Não é possível prever com exatidão os efeitos do “gatorade”, mas está certo que o uso desses componentes em altas doses pode induzir danos e riscos cardiovasculares. Em pacientes suscetíveis podem ocorrer infarto, arritmia, riscos hepáticos, e até a morte, se não tratados em tempo hábil, explica o clínico geral Borsani.

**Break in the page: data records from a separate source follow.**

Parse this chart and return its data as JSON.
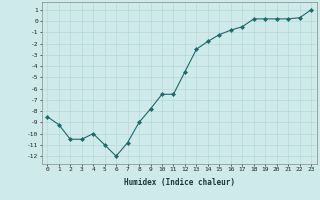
{
  "x": [
    0,
    1,
    2,
    3,
    4,
    5,
    6,
    7,
    8,
    9,
    10,
    11,
    12,
    13,
    14,
    15,
    16,
    17,
    18,
    19,
    20,
    21,
    22,
    23
  ],
  "y": [
    -8.5,
    -9.2,
    -10.5,
    -10.5,
    -10.0,
    -11.0,
    -12.0,
    -10.8,
    -9.0,
    -7.8,
    -6.5,
    -6.5,
    -4.5,
    -2.5,
    -1.8,
    -1.2,
    -0.8,
    -0.5,
    0.2,
    0.2,
    0.2,
    0.2,
    0.3,
    1.0
  ],
  "line_color": "#1a6b6b",
  "marker": "D",
  "marker_size": 2,
  "bg_color": "#ceeaea",
  "grid_color": "#b8d8d8",
  "xlabel": "Humidex (Indice chaleur)",
  "xlim": [
    -0.5,
    23.5
  ],
  "ylim": [
    -12.7,
    1.7
  ],
  "yticks": [
    1,
    0,
    -1,
    -2,
    -3,
    -4,
    -5,
    -6,
    -7,
    -8,
    -9,
    -10,
    -11,
    -12
  ],
  "xticks": [
    0,
    1,
    2,
    3,
    4,
    5,
    6,
    7,
    8,
    9,
    10,
    11,
    12,
    13,
    14,
    15,
    16,
    17,
    18,
    19,
    20,
    21,
    22,
    23
  ]
}
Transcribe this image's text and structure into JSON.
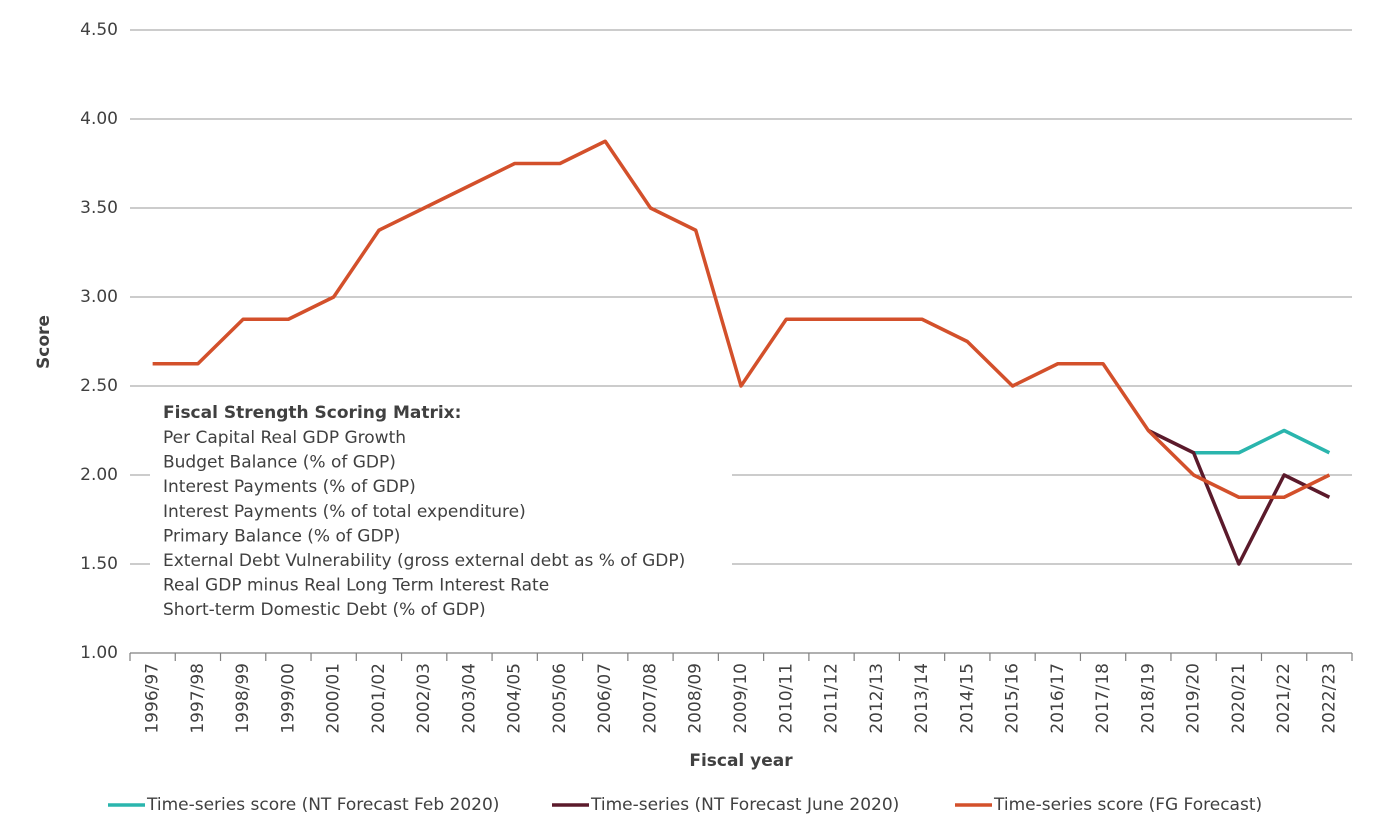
{
  "chart_data": {
    "type": "line",
    "y_label": "Score",
    "x_label": "Fiscal year",
    "categories": [
      "1996/97",
      "1997/98",
      "1998/99",
      "1999/00",
      "2000/01",
      "2001/02",
      "2002/03",
      "2003/04",
      "2004/05",
      "2005/06",
      "2006/07",
      "2007/08",
      "2008/09",
      "2009/10",
      "2010/11",
      "2011/12",
      "2012/13",
      "2013/14",
      "2014/15",
      "2015/16",
      "2016/17",
      "2017/18",
      "2018/19",
      "2019/20",
      "2020/21",
      "2021/22",
      "2022/23"
    ],
    "series": [
      {
        "name": "Time-series score (NT Forecast Feb 2020)",
        "color": "#2ab5ad",
        "values": [
          null,
          null,
          null,
          null,
          null,
          null,
          null,
          null,
          null,
          null,
          null,
          null,
          null,
          null,
          null,
          null,
          null,
          null,
          null,
          null,
          null,
          null,
          null,
          2.125,
          2.125,
          2.25,
          2.125
        ]
      },
      {
        "name": "Time-series (NT Forecast June 2020)",
        "color": "#5b1a2b",
        "values": [
          null,
          null,
          null,
          null,
          null,
          null,
          null,
          null,
          null,
          null,
          null,
          null,
          null,
          null,
          null,
          null,
          null,
          null,
          null,
          null,
          null,
          null,
          2.25,
          2.125,
          1.5,
          2.0,
          1.875
        ]
      },
      {
        "name": "Time-series score (FG Forecast)",
        "color": "#d3502b",
        "values": [
          2.625,
          2.625,
          2.875,
          2.875,
          3.0,
          3.375,
          3.5,
          3.625,
          3.75,
          3.75,
          3.875,
          3.5,
          3.375,
          2.5,
          2.875,
          2.875,
          2.875,
          2.875,
          2.75,
          2.5,
          2.625,
          2.625,
          2.25,
          2.0,
          1.875,
          1.875,
          2.0
        ]
      }
    ],
    "ylim": [
      1.0,
      4.5
    ],
    "yticks": [
      {
        "value": 1.0,
        "label": "1.00"
      },
      {
        "value": 1.5,
        "label": "1.50"
      },
      {
        "value": 2.0,
        "label": "2.00"
      },
      {
        "value": 2.5,
        "label": "2.50"
      },
      {
        "value": 3.0,
        "label": "3.00"
      },
      {
        "value": 3.5,
        "label": "3.50"
      },
      {
        "value": 4.0,
        "label": "4.00"
      },
      {
        "value": 4.5,
        "label": "4.50"
      }
    ],
    "grid": true,
    "legend": "bottom",
    "annotation": {
      "title": "Fiscal Strength Scoring Matrix:",
      "lines": [
        "Per Capital Real GDP Growth",
        "Budget Balance (% of GDP)",
        "Interest Payments (% of GDP)",
        "Interest Payments (% of total expenditure)",
        "Primary Balance (% of GDP)",
        "External Debt Vulnerability (gross external debt as % of GDP)",
        "Real GDP minus Real Long Term Interest Rate",
        "Short-term Domestic Debt (% of GDP)"
      ]
    }
  }
}
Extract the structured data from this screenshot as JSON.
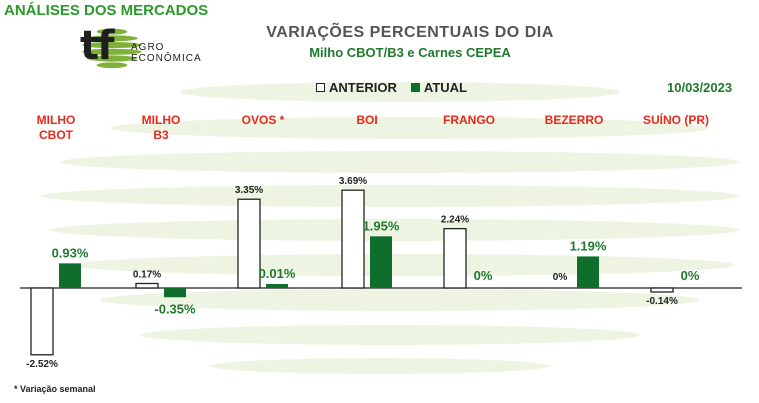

A equipe de reportagem averiguou, junto à Polícia Civil do Paraná, dois casos divulgados pela mídia de suspeita de morte por “gatorade” no estado. O primeiro caso aconteceu em 2018, na Cadeia Pública de Toledo, e havia a suspeita de três mortes causadas pela substância. E o segundo caso aconteceu em 2017, na Penitenciária Estadual de Piraquara, envolvendo o detento Ademilson Verci Marcondes, também com suspeita de morte por “gatorade”. O parecer da Polícia Civil foi o seguinte: “Sobre Toledo, das três mortes, duas delas, segundo laudos iniciais, foram causados por ‘gatorade’. Já sobre o Marcondes, laudos iniciais também indicaram que a morte foi causada pela substância. As investigações seguem em andamento para identificar ainda se a morte foi suicídio ou um crime”, diz.



Cadê as informações que deveriam estar aqui?


A falta de centralidade e transparência de informações das causas de mortes de presos no Brasil impede uma análise e apuração detalhada do que tem acontecido no sistema prisional e quais são as causas das mortes mais comuns entre os detentos. Os relatórios do Infopen não informam as causas da mortes naturais e/ou por doenças. A Coordenação do Sistema Nacional de Informação Penitenciária, ao ser consultada através de um pedido de Lei de Acesso à Informação, respondeu que também não tem esses dados. O Datasus, apesar de listar todas as causas de mortes possíveis ocorridas no país, não oferece nenhum filtro para descobrir se as mortes aconteceram com detentos e em instituições prisionais. A reportagem tentou obter as informações das causas de mortes do Complexo Médico Penal em Pinhais, mas ainda não obteve resposta.


*nome fictício para preservar a identidade e segurança da entrevistada.